Os governos dos 15 Estados-membros dizem "reconhecer os esforços feitos pela Comissão e as medidas que esta apresentou para enfrentar a crise", mas argumentam que é necessário enfrentar "o problema mais grave de todos", impondo um preço máximo ao gás, a todas as transações, e não apenas à "importação a partir de jurisdições específicas", descartando assim a imposição de um preço apenas para o gás importado desde a Rússia, a ideia defendida hoje pela comissária da Energia.
Os países defendem que este 'teto' "pode ser concebido de modo a garantir a segurança do aprovisionamento e o livre fluxo de gás na Europa, ao mesmo tempo que se alcança o objetivo comum de reduzir a procura de gás".
De acordo com os Estados-membros signatários, "este limite é a prioridade e pode ser complementado com propostas para reforçar a supervisão financeira do mercado do gás e desenvolver parâmetros de referência alternativos para a fixação de preços do gás na Europa".
"Face ao acima exposto, nós, os ministros da Energia abaixo-assinados, apelamos a que nos apresentem uma proposta nesse sentido, a ser discutida no Conselho extraordinário da Energia de 30 de setembro, seguida de uma proposta legislativa o mais rapidamente possível", lê-se no final da curta missiva.

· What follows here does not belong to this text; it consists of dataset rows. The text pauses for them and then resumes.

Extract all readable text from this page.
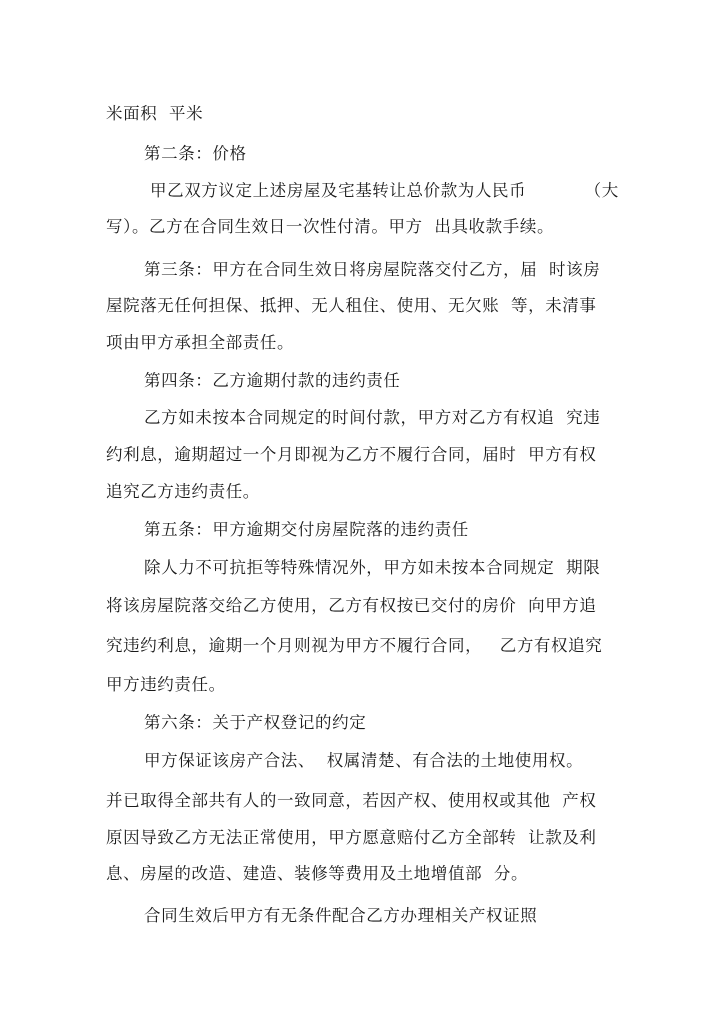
米面积  平米
第二条：价格
甲乙双方议定上述房屋及宅基转让总价款为人民币          （大
写）。乙方在合同生效日一次性付清。甲方  出具收款手续。
第三条：甲方在合同生效日将房屋院落交付乙方，届  时该房
屋院落无任何担保、抵押、无人租住、使用、无欠账  等，未清事
项由甲方承担全部责任。
第四条：乙方逾期付款的违约责任
乙方如未按本合同规定的时间付款，甲方对乙方有权追  究违
约利息，逾期超过一个月即视为乙方不履行合同，届时  甲方有权
追究乙方违约责任。
第五条：甲方逾期交付房屋院落的违约责任
除人力不可抗拒等特殊情况外，甲方如未按本合同规定  期限
将该房屋院落交给乙方使用，乙方有权按已交付的房价  向甲方追
究违约利息，逾期一个月则视为甲方不履行合同，   乙方有权追究
甲方违约责任。
第六条：关于产权登记的约定
甲方保证该房产合法、  权属清楚、有合法的土地使用权。
并已取得全部共有人的一致同意，若因产权、使用权或其他  产权
原因导致乙方无法正常使用，甲方愿意赔付乙方全部转  让款及利
息、房屋的改造、建造、装修等费用及土地增值部  分。
合同生效后甲方有无条件配合乙方办理相关产权证照
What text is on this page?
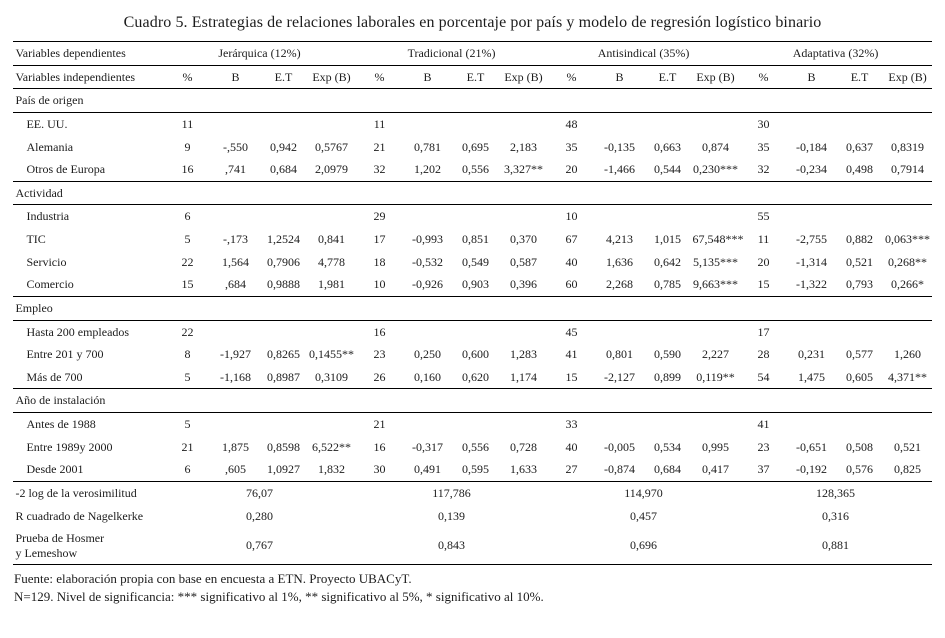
Cuadro 5. Estrategias de relaciones laborales en porcentaje por país y modelo de regresión logístico binario
Variables dependientes	Jerárquica (12%)				Tradicional (21%)				Antisindical (35%)				Adaptativa (32%)			
Variables independientes	%	B	E.T	Exp (B)	%	B	E.T	Exp (B)	%	B	E.T	Exp (B)	%	B	E.T	Exp (B)
País de origen																
EE. UU.	11				11				48				30			
Alemania	9	-,550	0,942	0,5767	21	0,781	0,695	2,183	35	-0,135	0,663	0,874	35	-0,184	0,637	0,8319
Otros de Europa	16	,741	0,684	2,0979	32	1,202	0,556	3,327**	20	-1,466	0,544	0,230***	32	-0,234	0,498	0,7914
Actividad																
Industria	6				29				10				55			
TIC	5	-,173	1,2524	0,841	17	-0,993	0,851	0,370	67	4,213	1,015	67,548***	11	-2,755	0,882	0,063***
Servicio	22	1,564	0,7906	4,778	18	-0,532	0,549	0,587	40	1,636	0,642	5,135***	20	-1,314	0,521	0,268**
Comercio	15	,684	0,9888	1,981	10	-0,926	0,903	0,396	60	2,268	0,785	9,663***	15	-1,322	0,793	0,266*
Empleo																
Hasta 200 empleados	22				16				45				17			
Entre 201 y 700	8	-1,927	0,8265	0,1455**	23	0,250	0,600	1,283	41	0,801	0,590	2,227	28	0,231	0,577	1,260
Más de 700	5	-1,168	0,8987	0,3109	26	0,160	0,620	1,174	15	-2,127	0,899	0,119**	54	1,475	0,605	4,371**
Año de instalación																
Antes de 1988	5				21				33				41			
Entre 1989y 2000	21	1,875	0,8598	6,522**	16	-0,317	0,556	0,728	40	-0,005	0,534	0,995	23	-0,651	0,508	0,521
Desde 2001	6	,605	1,0927	1,832	30	0,491	0,595	1,633	27	-0,874	0,684	0,417	37	-0,192	0,576	0,825
-2 log de la verosimilitud	76,07				117,786				114,970				128,365			
R cuadrado de Nagelkerke	0,280				0,139				0,457				0,316			
Prueba de Hosmer
y Lemeshow	0,767				0,843				0,696				0,881			

Fuente: elaboración propia con base en encuesta a ETN. Proyecto UBACyT.

N=129. Nivel de significancia: *** significativo al 1%, ** significativo al 5%, * significativo al 10%.
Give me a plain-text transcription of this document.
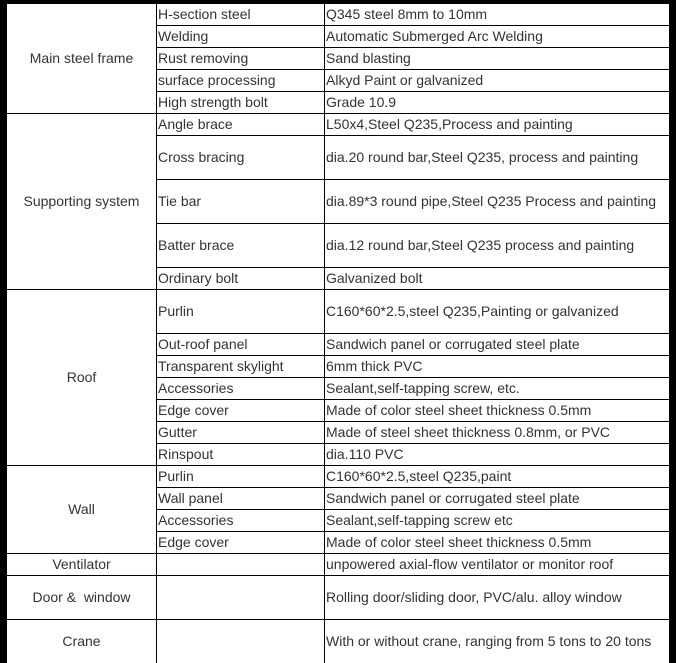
Main steel frame	H-section steel	Q345 steel 8mm to 10mm
	Welding	Automatic Submerged Arc Welding
	Rust removing	Sand blasting
	surface processing	Alkyd Paint or galvanized
	High strength bolt	Grade 10.9
Supporting system	Angle brace	L50x4,Steel Q235,Process and painting
	Cross bracing	dia.20 round bar,Steel Q235, process and painting
	Tie bar	dia.89*3 round pipe,Steel Q235 Process and painting
	Batter brace	dia.12 round bar,Steel Q235 process and painting
	Ordinary bolt	Galvanized bolt
Roof	Purlin	C160*60*2.5,steel Q235,Painting or galvanized
	Out-roof panel	Sandwich panel or corrugated steel plate
	Transparent skylight	6mm thick PVC
	Accessories	Sealant,self-tapping screw, etc.
	Edge cover	Made of color steel sheet thickness 0.5mm
	Gutter	Made of steel sheet thickness 0.8mm, or PVC
	Rinspout	dia.110 PVC
Wall	Purlin	C160*60*2.5,steel Q235,paint
	Wall panel	Sandwich panel or corrugated steel plate
	Accessories	Sealant,self-tapping screw etc
	Edge cover	Made of color steel sheet thickness 0.5mm
Ventilator		unpowered axial-flow ventilator or monitor roof
Door &  window		Rolling door/sliding door, PVC/alu. alloy window
Crane		With or without crane, ranging from 5 tons to 20 tons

Fontes europeias indicaram que o executivo comunitário deverá efetivamente apresentar em breve uma proposta com vista a um limite "dinâmico" para o preço do gás, com várias opções, e que deverá abordar a ideia de uma plataforma de aquisição conjunta de gás, solução defendida há muito por um leque alargado de países, entre os quais Portugal.
A crise no setor energético teve início há já um ano, no outono de 2021, mas foi agravada pela invasão da Ucrânia pela Rússia, país do qual muitos Estados-membros da UE estavam -- e alguns ainda estão -- dependentes para aprovisionamento energético, a nível de combustíveis fósseis.